Military occupations - the good, bad, and ugly

By Helena Cobban©


From The Christian Science Monitor, March 27, 2003

Charlottesville, Va.

War is always an unpredictable, tragic undertaking. We cannot foresee the future course of the US-led campaign against Iraq, though we know that people are already being killed, maimed, and traumatized because of it. What we can foretell with some degree of confidence is that if the war continues, the US-led coalition will win militarily and will end up controlling all or most of Iraq.

What then?

From the vantage of, say, 2008, might Americans look back and say that getting into Iraq was the easy part - but that getting out still, as of then, looks really difficult?

To answer that, we need to be clear about the status of US and allied forces inside Iraq. President Bush and his advisers claim that those forces are there as "liberators." But as a matter of international law, their status is that of "military occupiers." (This latter term is not a moral judgment. It's a technical term that describes the status of armed forces who, in the course of any war, end up controlling territory that's not their own.)

A military occupation is, almost by definition, not pleasant for most of the folks being "occupied." It does, after all, involve being ruled by a foreign military force. But over time, an occupation can end up being judged successful by everyone concerned - if it leads to the rebuilding of the "occupied" nation on a sound basis, and to a healthy regional order that prevents the resumption of war. Or, an occupation can turn out very badly indeed.

By these yardsticks, the multiyear, US-led occupations of West Germany and Japan after World War II were both extremely successful. And Israel's occupation of the Sinai Peninsula, 1967-1979, looks fairly successful. There was a nasty war along the way there in 1973. But in 1979, Israel withdrew from Sinai and the two countries concluded a peace that has since endured.

Some other military occupations in the Middle East have been far less successful for the occupiers.

Iraq's occupation of part of Iran in 1980 led to an eight-year war in which around 1 million people from both sides perished. Iraq's 1990 occupation of Kuwait prompted Kuwait's exiled leaders to call in a huge, UN-authorized military force that liberated Kuwait and imposed tough postwar punishment on Iraq.

Both those Iraqi military occupations ended up imposing massive costs on the Iraqi people as well as on their neighbors.

Israel's occupations of all of the West Bank and Gaza, and of parts of Syria and Lebanon, have also turned out badly.

The most instructive case for Americans today may be the occupation that Israel maintained in parts of Lebanon, from 1982 to 2000.

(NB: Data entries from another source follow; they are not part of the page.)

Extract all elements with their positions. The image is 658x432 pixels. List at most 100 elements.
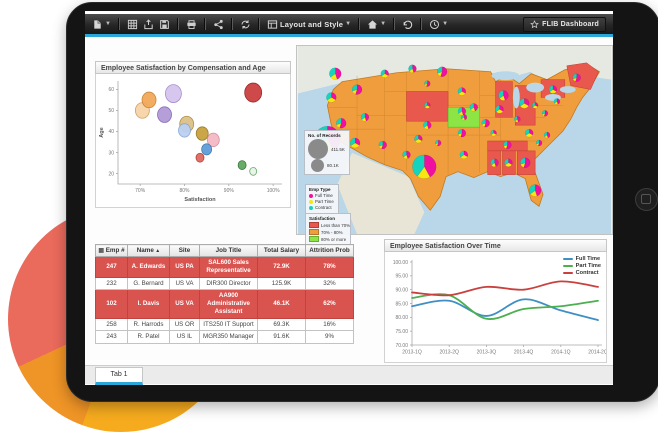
bubble-chart[interactable]: 70%80%90%100%2030405060SatisfactionAge — [96, 74, 290, 205]
table-cell-emp[interactable]: 232 — [96, 277, 128, 290]
table-header-cell[interactable]: Job Title — [200, 245, 258, 257]
table-cell-name[interactable]: A. Edwards — [128, 257, 170, 278]
table-cell-attrition[interactable]: 16% — [306, 318, 354, 331]
bubble-data-point[interactable] — [238, 161, 246, 170]
bubble-data-point[interactable] — [250, 167, 257, 175]
table-cell-job[interactable]: MGR350 Manager — [200, 331, 258, 344]
history-menu[interactable]: ▼ — [429, 19, 448, 30]
legend-label: Contract — [576, 270, 599, 276]
print-button[interactable] — [186, 19, 197, 30]
sort-ascending-icon: ▲ — [154, 248, 160, 254]
table-cell-salary[interactable]: 46.1K — [258, 290, 306, 318]
legend-entry: 70% - 80% — [309, 229, 347, 235]
bubble-data-point[interactable] — [196, 153, 204, 162]
table-cell-attrition[interactable]: 9% — [306, 331, 354, 344]
table-cell-salary[interactable]: 69.3K — [258, 318, 306, 331]
choropleth-legend-title: Satisfaction — [309, 216, 347, 221]
map-pie-legend: Emp Type Full TimePart TimeContract — [305, 184, 339, 214]
refresh-button[interactable] — [240, 19, 251, 30]
table-cell-job[interactable]: DIR300 Director — [200, 277, 258, 290]
save-button[interactable] — [159, 19, 170, 30]
line-series-full-time[interactable] — [412, 299, 598, 320]
table-cell-site[interactable]: US PA — [170, 257, 200, 278]
export-button[interactable] — [143, 19, 154, 30]
star-icon — [530, 20, 539, 29]
table-cell-job[interactable]: AA900 Administrative Assistant — [200, 290, 258, 318]
table-cell-name[interactable]: R. Harrods — [128, 318, 170, 331]
table-cell-attrition[interactable]: 62% — [306, 290, 354, 318]
employee-table[interactable]: ▦ Emp #Name ▲SiteJob TitleTotal SalaryAt… — [95, 244, 354, 344]
table-cell-emp[interactable]: 247 — [96, 257, 128, 278]
bubble-data-point[interactable] — [245, 83, 262, 102]
table-cell-attrition[interactable]: 78% — [306, 257, 354, 278]
svg-text:2014-1Q: 2014-1Q — [551, 350, 571, 356]
table-row[interactable]: 258R. HarrodsUS ORITS250 IT Support69.3K… — [96, 318, 354, 331]
table-header-cell[interactable]: ▦ Emp # — [96, 245, 128, 257]
tablet-home-button[interactable] — [635, 188, 658, 211]
table-cell-emp[interactable]: 102 — [96, 290, 128, 318]
svg-text:100%: 100% — [267, 188, 280, 194]
table-cell-salary[interactable]: 91.6K — [258, 331, 306, 344]
bubble-data-point[interactable] — [158, 107, 172, 123]
chevron-down-icon: ▼ — [380, 21, 386, 27]
line-series-part-time[interactable] — [412, 294, 598, 319]
undo-button[interactable] — [402, 19, 413, 30]
size-legend-large-circle — [308, 139, 328, 159]
table-cell-name[interactable]: R. Patel — [128, 331, 170, 344]
grid-view-button[interactable] — [127, 19, 138, 30]
bubble-data-point[interactable] — [202, 144, 212, 155]
table-cell-site[interactable]: US VA — [170, 277, 200, 290]
line-series-contract[interactable] — [412, 281, 598, 295]
legend-swatch — [309, 194, 313, 198]
table-row[interactable]: 247A. EdwardsUS PASAL600 Sales Represent… — [96, 257, 354, 278]
bubble-data-point[interactable] — [142, 92, 156, 108]
bubble-data-point[interactable] — [165, 85, 181, 103]
dashboard-bookmark-button[interactable]: FLIB Dashboard — [523, 17, 606, 32]
table-cell-salary[interactable]: 72.9K — [258, 257, 306, 278]
table-cell-name[interactable]: I. Davis — [128, 290, 170, 318]
geo-map-panel[interactable]: No. of Records 411.5K 80.1K Emp Type Ful… — [296, 45, 613, 235]
table-cell-name[interactable]: G. Bernard — [128, 277, 170, 290]
table-row[interactable]: 232G. BernardUS VADIR300 Director125.9K3… — [96, 277, 354, 290]
layout-and-style-menu[interactable]: Layout and Style ▼ — [267, 19, 351, 30]
table-cell-emp[interactable]: 243 — [96, 331, 128, 344]
bubble-chart-title: Employee Satisfaction by Compensation an… — [95, 61, 291, 74]
chevron-down-icon: ▼ — [105, 21, 111, 27]
legend-swatch — [309, 229, 319, 235]
table-header-cell[interactable]: Name ▲ — [128, 245, 170, 257]
table-cell-site[interactable]: US VA — [170, 290, 200, 318]
size-legend-small-circle — [311, 159, 324, 172]
legend-label: Full Time — [315, 193, 333, 198]
dashboard-canvas: Employee Satisfaction by Compensation an… — [85, 37, 613, 385]
table-cell-site[interactable]: US OR — [170, 318, 200, 331]
svg-text:75.00: 75.00 — [395, 329, 408, 335]
printer-icon — [186, 19, 197, 30]
table-cell-site[interactable]: US IL — [170, 331, 200, 344]
table-cell-salary[interactable]: 125.9K — [258, 277, 306, 290]
table-header-cell[interactable]: Attrition Prob — [306, 245, 354, 257]
tab-1[interactable]: Tab 1 — [95, 367, 143, 385]
new-document-button[interactable]: ▼ — [92, 19, 111, 30]
table-row[interactable]: 243R. PatelUS ILMGR350 Manager91.6K9% — [96, 331, 354, 344]
share-button[interactable] — [213, 19, 224, 30]
toolbar-divider — [118, 18, 120, 30]
table-cell-job[interactable]: SAL600 Sales Representative — [200, 257, 258, 278]
table-header-cell[interactable]: Site — [170, 245, 200, 257]
layout-icon — [267, 19, 278, 30]
bubble-data-point[interactable] — [196, 127, 208, 140]
home-icon — [367, 19, 378, 30]
line-chart-panel: Employee Satisfaction Over Time 100.0095… — [384, 239, 607, 363]
bubble-data-point[interactable] — [178, 124, 190, 137]
svg-text:70.00: 70.00 — [395, 343, 408, 349]
table-header-cell[interactable]: Total Salary — [258, 245, 306, 257]
legend-entry: 80% or more — [309, 236, 347, 242]
desktop-background: ▼ — [0, 0, 658, 404]
table-cell-emp[interactable]: 258 — [96, 318, 128, 331]
table-header-row[interactable]: ▦ Emp #Name ▲SiteJob TitleTotal SalaryAt… — [96, 245, 354, 257]
table-cell-attrition[interactable]: 32% — [306, 277, 354, 290]
save-icon — [159, 19, 170, 30]
home-menu[interactable]: ▼ — [367, 19, 386, 30]
table-row[interactable]: 102I. DavisUS VAAA900 Administrative Ass… — [96, 290, 354, 318]
svg-text:90.00: 90.00 — [395, 287, 408, 293]
table-cell-job[interactable]: ITS250 IT Support — [200, 318, 258, 331]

Israel went into Lebanon in 1982 in what most Israelis now say was a war of choice, not necessity. One major war aim was regime change in Beirut.

At first, the project looked successful. Israeli troops were greeted as "liberators" by many Lebanese. Israel got the regime change it sought. But only briefly. For within months, Lebanon's citizens started turning against the Israelis, whom they came to view as bullying occupiers, not liberators.

That occupation proved very expensive for Israel in blood and treasure. Israel's leaders always, quite credibly, stated they had no intention of staying in Lebanon. But it took them 18 years to get out. And when they did, they still had no peace treaty with Lebanon. What's more, when they left Lebanon in May 2000, they left hundreds of thousands of deeply resentful Lebanese poised along their northern border.

One thing is clear from such examples. Running an occupation is always an expensive business. Paying the financial and human costs required to run one may, in a best-case scenario like Japan or Germany, prove to be a sound investment in a better future. But in a worst-case scenario these costs just end up imposing a massive drag on the national economy, national morale, and international status of the occupier.

Here's a quick checklist on what can make an occupation "work" for all concerned:

• Readiness to invest whatever's necessary, for as long as necessary, to rebuild the occupied zone's economy and society.

• No pursuit at all of annexation.

• No attempt to move civilian nationals of the occupying country into the occupied zone.

• No pursuit of long-term control over the zone's natural resources.

These last three conditions are all fixed requirements of international law. The first requires a breadth of vision like that shown by President Truman after World War II.

I still hold that this present war is a terrible, tragic mistake. I still maintain it can be stopped at any point if Mr. Bush is prepared to hand the Iraq issue back to the UN.

But if the war goes on, then America's leaders and voters need to understand what it means, in reality, to run a military occupation.


Helena Cobban is the author of five books on international issues.